У каждого «свой» Чуковский, как «свой» Пушкин или Булгаков. Но моя личная жизнь: юная, совсем детская, мальчиковая, солдатская, а нынче — совсем уж взрослая, жизнь учёного-библиографа и книгочея-старателя — уж точно без присутствия в ней Корнея Ивановича Чуковского была бы и цветом в сто раз бледнее, и умом — короче, и устремленьями — уже…

Встречи

Первая

… Я два раза видел (в кавычках) Корнея Ивановича Чуковского. И почти «живьём». Первый раз давным-давно по старому телеку на маленьком, с почтовую открытку или размером А4 сизом экране. Мы жили тогда в коммуналке и «ходили на телевизор» к соседям. Уже не помню, про что была передача. Помню только, что меня сильно удивил и рассмешил довольно слабый, нараспев и чуть крякающий голос Чуковского по сравнению с его гигантским — под потолок — ростом, большим лицом и всей нескладной фигурой.

В другой раз

… В другой раз, уже много-много позже и тоже, кажись, по телеку видел доброго дядю Корнея Ивановича в обличье индейца с павлиньими перьями на голове и в простой бытовой блузе (однако при галстуке и в брючной паре) окружённого переделкинской деревенской детворой в пилотках и с вытаращенными глазами. Он что-то танцевал, мяукал, мычал, кричал петухом, кукарекал. И тоже это было здорово, солидно, необычно и смешно. И запомнилось оченно (так!) .

Телефон

… Был я на и могиле Чуковского (студентом-заочником Литинститута) в середине 80-х, в том же Переделкине.

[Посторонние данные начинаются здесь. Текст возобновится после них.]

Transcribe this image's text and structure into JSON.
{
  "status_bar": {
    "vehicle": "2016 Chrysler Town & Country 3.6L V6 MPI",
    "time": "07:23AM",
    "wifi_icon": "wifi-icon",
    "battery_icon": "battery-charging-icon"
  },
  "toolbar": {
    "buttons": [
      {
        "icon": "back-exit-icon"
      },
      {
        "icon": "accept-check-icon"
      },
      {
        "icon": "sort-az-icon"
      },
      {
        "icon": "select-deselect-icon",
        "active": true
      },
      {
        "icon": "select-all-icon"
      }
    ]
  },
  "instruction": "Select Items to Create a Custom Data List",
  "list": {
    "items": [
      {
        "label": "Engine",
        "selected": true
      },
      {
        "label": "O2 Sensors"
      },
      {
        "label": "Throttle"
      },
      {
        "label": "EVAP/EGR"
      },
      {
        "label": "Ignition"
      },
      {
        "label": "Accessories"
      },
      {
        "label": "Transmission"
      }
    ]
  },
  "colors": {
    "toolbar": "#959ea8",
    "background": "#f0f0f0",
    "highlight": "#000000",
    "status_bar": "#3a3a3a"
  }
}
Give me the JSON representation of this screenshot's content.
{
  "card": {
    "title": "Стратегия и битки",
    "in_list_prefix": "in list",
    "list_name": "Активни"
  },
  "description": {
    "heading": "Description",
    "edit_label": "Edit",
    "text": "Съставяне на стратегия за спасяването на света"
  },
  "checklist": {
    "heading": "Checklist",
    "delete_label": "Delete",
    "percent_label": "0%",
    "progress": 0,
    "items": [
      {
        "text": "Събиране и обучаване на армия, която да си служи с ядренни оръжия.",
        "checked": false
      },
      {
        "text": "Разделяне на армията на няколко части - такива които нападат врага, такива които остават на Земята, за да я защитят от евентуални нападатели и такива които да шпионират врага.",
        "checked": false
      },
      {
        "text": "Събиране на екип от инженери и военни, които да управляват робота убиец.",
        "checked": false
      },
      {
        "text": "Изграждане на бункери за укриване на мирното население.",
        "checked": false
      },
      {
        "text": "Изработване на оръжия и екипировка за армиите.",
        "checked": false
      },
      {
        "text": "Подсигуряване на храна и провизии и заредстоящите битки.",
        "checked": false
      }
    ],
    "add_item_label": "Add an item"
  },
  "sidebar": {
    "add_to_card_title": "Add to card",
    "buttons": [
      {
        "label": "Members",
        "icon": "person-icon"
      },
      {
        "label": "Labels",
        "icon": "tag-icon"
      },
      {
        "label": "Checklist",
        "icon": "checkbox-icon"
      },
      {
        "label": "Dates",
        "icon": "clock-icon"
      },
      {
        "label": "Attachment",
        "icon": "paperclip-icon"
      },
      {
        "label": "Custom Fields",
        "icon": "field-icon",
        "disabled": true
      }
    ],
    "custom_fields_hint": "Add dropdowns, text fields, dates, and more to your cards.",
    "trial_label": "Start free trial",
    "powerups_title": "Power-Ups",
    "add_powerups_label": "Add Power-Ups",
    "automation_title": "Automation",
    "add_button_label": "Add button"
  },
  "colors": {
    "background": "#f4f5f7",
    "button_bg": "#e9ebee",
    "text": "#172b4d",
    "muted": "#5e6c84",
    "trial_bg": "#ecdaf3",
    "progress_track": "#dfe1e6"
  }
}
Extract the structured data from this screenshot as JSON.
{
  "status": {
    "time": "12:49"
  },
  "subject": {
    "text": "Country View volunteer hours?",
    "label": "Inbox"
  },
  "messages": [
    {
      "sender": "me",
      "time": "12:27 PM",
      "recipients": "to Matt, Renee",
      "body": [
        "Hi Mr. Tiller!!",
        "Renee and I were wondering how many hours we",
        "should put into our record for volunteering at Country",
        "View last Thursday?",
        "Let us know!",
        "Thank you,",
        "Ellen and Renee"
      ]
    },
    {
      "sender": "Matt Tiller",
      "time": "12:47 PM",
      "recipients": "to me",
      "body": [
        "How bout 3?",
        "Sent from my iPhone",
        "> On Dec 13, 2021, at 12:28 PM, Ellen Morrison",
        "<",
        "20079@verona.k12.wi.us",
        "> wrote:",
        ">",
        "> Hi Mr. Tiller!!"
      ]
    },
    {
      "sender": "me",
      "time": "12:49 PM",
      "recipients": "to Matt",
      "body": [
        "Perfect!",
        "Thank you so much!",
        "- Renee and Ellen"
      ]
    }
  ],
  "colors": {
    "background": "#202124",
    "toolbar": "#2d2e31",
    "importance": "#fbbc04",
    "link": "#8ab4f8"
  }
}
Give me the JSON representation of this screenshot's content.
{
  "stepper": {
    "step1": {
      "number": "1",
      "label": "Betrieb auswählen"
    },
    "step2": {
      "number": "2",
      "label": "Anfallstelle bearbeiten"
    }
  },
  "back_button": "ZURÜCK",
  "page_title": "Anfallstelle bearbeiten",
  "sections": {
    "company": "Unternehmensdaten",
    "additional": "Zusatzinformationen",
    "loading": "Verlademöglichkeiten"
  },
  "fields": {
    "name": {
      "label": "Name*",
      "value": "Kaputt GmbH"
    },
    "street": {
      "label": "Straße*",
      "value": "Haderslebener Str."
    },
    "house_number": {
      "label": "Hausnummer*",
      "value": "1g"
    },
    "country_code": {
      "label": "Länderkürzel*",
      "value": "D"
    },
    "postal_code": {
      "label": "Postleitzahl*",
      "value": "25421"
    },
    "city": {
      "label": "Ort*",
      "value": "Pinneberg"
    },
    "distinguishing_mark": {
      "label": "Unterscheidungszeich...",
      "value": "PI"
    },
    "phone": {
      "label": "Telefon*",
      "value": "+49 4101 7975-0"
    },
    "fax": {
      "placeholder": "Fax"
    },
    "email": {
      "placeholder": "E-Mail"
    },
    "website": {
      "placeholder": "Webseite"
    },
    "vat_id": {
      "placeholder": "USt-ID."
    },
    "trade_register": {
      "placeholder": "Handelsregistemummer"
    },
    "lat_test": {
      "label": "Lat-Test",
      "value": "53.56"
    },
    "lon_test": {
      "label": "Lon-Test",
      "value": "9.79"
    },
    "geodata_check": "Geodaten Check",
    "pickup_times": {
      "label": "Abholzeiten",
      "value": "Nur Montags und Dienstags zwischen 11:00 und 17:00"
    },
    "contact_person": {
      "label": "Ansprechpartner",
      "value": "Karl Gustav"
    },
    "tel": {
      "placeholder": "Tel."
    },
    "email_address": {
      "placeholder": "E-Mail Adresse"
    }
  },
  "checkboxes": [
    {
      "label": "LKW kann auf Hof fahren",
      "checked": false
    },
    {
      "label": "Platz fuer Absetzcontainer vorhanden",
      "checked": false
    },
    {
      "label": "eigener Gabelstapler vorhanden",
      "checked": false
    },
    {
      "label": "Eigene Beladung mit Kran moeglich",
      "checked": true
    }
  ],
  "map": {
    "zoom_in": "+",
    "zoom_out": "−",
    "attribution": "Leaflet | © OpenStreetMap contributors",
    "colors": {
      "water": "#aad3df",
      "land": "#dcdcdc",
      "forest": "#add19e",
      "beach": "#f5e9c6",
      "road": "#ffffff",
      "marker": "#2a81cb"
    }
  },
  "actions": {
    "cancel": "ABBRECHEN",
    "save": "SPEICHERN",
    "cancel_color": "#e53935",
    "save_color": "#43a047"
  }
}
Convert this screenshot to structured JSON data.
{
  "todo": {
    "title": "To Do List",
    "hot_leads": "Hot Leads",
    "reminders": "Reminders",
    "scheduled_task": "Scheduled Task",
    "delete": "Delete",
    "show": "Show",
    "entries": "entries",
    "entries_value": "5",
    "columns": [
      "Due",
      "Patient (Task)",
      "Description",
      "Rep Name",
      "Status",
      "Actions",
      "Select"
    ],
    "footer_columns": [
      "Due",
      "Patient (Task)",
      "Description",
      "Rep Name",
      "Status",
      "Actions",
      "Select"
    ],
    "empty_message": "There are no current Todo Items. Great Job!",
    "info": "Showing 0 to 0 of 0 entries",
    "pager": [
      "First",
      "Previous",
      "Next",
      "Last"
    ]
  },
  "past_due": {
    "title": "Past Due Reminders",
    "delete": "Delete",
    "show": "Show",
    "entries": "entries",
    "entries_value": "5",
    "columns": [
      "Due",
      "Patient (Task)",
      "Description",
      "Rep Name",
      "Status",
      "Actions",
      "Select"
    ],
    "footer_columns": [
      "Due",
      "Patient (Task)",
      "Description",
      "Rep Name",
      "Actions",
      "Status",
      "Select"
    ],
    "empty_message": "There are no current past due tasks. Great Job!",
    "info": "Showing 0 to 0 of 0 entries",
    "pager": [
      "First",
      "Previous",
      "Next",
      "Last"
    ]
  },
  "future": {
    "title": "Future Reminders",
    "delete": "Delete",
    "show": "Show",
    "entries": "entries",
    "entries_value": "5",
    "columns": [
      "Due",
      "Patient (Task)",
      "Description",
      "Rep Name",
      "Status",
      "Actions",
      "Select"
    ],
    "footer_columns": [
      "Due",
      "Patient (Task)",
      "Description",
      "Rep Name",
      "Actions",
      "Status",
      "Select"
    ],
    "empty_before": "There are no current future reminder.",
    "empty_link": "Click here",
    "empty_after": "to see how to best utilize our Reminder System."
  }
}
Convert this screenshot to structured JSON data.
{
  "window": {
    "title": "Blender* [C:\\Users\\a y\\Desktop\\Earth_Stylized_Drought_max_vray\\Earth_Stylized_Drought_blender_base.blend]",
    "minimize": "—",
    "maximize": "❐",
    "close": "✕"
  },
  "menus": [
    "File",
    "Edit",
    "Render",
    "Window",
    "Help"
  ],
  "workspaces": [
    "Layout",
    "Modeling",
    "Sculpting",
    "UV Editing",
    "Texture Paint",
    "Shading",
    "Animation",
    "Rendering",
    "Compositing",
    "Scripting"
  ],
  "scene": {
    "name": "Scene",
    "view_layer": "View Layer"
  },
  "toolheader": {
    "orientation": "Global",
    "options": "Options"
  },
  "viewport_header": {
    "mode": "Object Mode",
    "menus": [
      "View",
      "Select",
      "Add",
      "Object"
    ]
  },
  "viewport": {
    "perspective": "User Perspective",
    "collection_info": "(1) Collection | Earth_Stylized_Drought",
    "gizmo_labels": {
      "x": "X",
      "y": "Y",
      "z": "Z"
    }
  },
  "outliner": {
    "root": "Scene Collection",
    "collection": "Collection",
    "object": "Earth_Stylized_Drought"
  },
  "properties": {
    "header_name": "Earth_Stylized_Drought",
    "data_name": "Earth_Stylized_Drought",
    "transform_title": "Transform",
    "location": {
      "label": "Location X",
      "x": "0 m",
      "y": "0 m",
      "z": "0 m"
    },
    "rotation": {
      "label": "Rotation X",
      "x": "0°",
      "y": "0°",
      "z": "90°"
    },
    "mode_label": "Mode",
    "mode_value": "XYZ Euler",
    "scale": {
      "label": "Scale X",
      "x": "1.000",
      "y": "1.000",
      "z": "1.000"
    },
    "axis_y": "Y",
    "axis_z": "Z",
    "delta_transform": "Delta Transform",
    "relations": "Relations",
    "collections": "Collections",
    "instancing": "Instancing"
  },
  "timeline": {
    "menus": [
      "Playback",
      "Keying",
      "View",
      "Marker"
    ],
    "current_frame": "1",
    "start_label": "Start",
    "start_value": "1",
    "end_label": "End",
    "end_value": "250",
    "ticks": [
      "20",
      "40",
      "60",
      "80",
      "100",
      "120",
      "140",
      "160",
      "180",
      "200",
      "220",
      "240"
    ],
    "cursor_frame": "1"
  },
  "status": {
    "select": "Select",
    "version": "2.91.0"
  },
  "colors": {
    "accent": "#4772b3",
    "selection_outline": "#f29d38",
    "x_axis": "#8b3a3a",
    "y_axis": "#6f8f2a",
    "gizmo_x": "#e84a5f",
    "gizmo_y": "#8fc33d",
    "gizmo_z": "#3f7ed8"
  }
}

Это было зимой, такой вокруг живительный хрусталь на голых деревьях, серебристая, почтительная, не кладбищенская, не скорбная тишина, где-то гудит и бьётся проводами электричка… Сидим на лавочке, курим болгарские сигареты «БТ» с фильтром… И вдруг неподалёку, откуда-то то ли сверху, то ли снизу звонкий голос: «Февраль! Достать чернил и плакать…» Пастернак, его стихи. Борис Леонидович, многолетний сосед Корнея Ивановича по даче (и по земной жизни и злой эпохе). Всё правильно! И здесь! Он где-то близко. Здорово. Мы не одни. И я, сам не зная почему, решился откликнуться на эти бессмертные строки, на тот «голос», громко, наизусть, нарушая морозную тишину и под звон-перезвон хрусталя на ветках, во весь опор, начал читать моё любимое: Чуковский «Телефон». Такая вдруг получилась славная перекличка…

«Мурзилка»

… Моя начальная школа была на Невском. Она называлась «Петершуле» и славилась в городе не только своим «седым» возрастом (она была основана аж в 1704 году), выпускниками (средь которых, навскидку, современники: поэт Даниил Хармс, «золотой» боксёр Геннадий Шатков и актёр из актёров — Михаил Михайлович Козаков), но ещё и своим великолепным старинным светлым Актовым Залом. Большая гостеприимная сцена, чёрного дерева скамьи, орган, мраморный изразцовый камин, просторный рояль фирмы «Бехштейн», приличная акустика, высоченные окна и люстры. И поэтому в нашей школе, в этом зале довольно часто устраивали концерты, ставились спектакли и проводились разного рода общественные мероприятия и сборы. Силами учителей, учащихся и их родителей.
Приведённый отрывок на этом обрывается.